Collections normal – Sending unpaid bills to collections is standard procedure in healthcare and medical billing.
So in summary, while the Breg Billing Department’s billing methods feel underhanded, they generally fall within the boundaries of healthcare billing law and standard practices. Patients are still responsible for paying the bills.
However, there are some cases where Breg may cross legal lines, which we’ll outline next.
When could the billing potentially be fraudulent?
There are certain situations where consumer advocates would argue the Breg Billing Department is violating certain billing laws or guidelines:
- Not providing any billing notice before sending to collections
- Billing patients instead of insurance without proper notification
- Knowingly overcharging beyond reasonable insurance rates
- Attempting to collect on bills after the legal limitations period
While rare, any cases where Breg bills reach these extremes could be challenged as fraudulent or illegal practices.
Tips on Dealing With Breg Billing Department Bills
Now that we’ve fully analyzed the Breg Billing Department’s billing tactics, here is some advice on how to handle any bills you receive:
Verify any bills are legitimate
First, confirm any surprising bills are actually from the legitimate Breg company by calling them directly or looking up their official contact info. There are some medical billing scams impersonating real companies.
Check for insurance records
Your insurance company should have a record of the claim if Breg submitted it properly to them first. If there’s no claim record, you can argue Breg must bill insurance before charging you.
Negotiate unreasonable prices
Don’t be afraid to push back on excessive price markup. Research retail prices for braces or devices to counter their inflated charges.
Utilize billing protection laws
Check billing timeframe limits and dispute bills sent to collections without proper notice. Bills over 1 year old could be invalid.
Submit billing complaints to organizations like the Better Business Bureau to create a paper trail of improper billing practices.
Know your rights
Understand laws around third-party medical billing practices so you can identify any violations of required procedures.
With the right approach, you can potentially negotiate Breg bills down to reasonable prices or even avoid responsibility for bills that were unlawfully sent.
Common Breg Billing Department Questions
We’ll wrap up by answering some frequent questions people have about puzzling bills from the Breg Billing Department:
How can I get billed months later for a brace received at a doctor’s appointment?
It is legal for device suppliers like Breg to bill separately from healthcare providers at a later date, even months after your visit. This third-party billing practice is allowed but frustration over surprise bills is understandable.

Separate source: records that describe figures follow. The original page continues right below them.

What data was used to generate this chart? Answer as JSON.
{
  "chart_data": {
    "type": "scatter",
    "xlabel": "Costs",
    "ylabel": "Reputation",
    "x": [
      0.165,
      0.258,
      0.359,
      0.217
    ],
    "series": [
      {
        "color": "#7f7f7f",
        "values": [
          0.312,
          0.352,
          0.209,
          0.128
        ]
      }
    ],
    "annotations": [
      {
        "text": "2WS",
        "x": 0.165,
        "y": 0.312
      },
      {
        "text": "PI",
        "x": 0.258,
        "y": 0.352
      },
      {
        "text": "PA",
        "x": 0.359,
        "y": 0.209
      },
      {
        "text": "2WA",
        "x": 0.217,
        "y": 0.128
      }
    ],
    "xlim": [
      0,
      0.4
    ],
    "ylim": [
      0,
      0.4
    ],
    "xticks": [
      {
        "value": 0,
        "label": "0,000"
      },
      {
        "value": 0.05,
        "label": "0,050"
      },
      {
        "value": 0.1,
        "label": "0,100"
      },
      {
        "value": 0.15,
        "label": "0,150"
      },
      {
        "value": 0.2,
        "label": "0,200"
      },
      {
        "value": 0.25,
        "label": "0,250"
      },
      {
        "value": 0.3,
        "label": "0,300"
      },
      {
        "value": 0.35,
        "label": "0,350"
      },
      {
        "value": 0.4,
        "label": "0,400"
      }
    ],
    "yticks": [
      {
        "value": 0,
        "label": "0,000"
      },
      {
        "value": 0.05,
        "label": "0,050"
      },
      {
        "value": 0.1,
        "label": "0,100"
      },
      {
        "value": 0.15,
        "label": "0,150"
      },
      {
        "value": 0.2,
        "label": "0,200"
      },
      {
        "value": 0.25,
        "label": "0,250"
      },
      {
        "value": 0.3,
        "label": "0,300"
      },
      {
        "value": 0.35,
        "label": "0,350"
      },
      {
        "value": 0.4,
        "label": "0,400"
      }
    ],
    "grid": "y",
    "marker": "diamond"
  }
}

Do I have to pay Breg bills if I have insurance?
Typically yes, if Breg submitted the claim properly to insurance first and your insurer processed some of the costs towards your deductible or copays. However, there is more room to negotiate pricing if Breg seems to bill patients directly.
Are Breg’s prices fair compared to the product value?
Often no, their bill pricing involves huge markups over the manufacturing costs and retail prices for braces and devices. However, inflated pricing is standard with how the healthcare industry operates.
Can I get a refund for a Breg product I didn’t even want?
Unfortunately not. Once you receive a Breg device from a healthcare provider, you are considered liable for the billing costs. Hopefully the tips above can help reduce the pricing.
What recourse do I have if I think their billing is fraudulent?
You can file complaints with the BBB, FTC, and state insurance commissioners to bring light to improper billing practices. You also have grounds to dispute any bills you believe were sent illegally.
Hopefully this guide provided useful insights into dealing with the controversial Breg Billing Department. While their billing tactics can be frustrating, being an informed advocate for yourself can help greatly reduce the costs. Don’t hesitate to use your rights to fight back against unreasonable bills.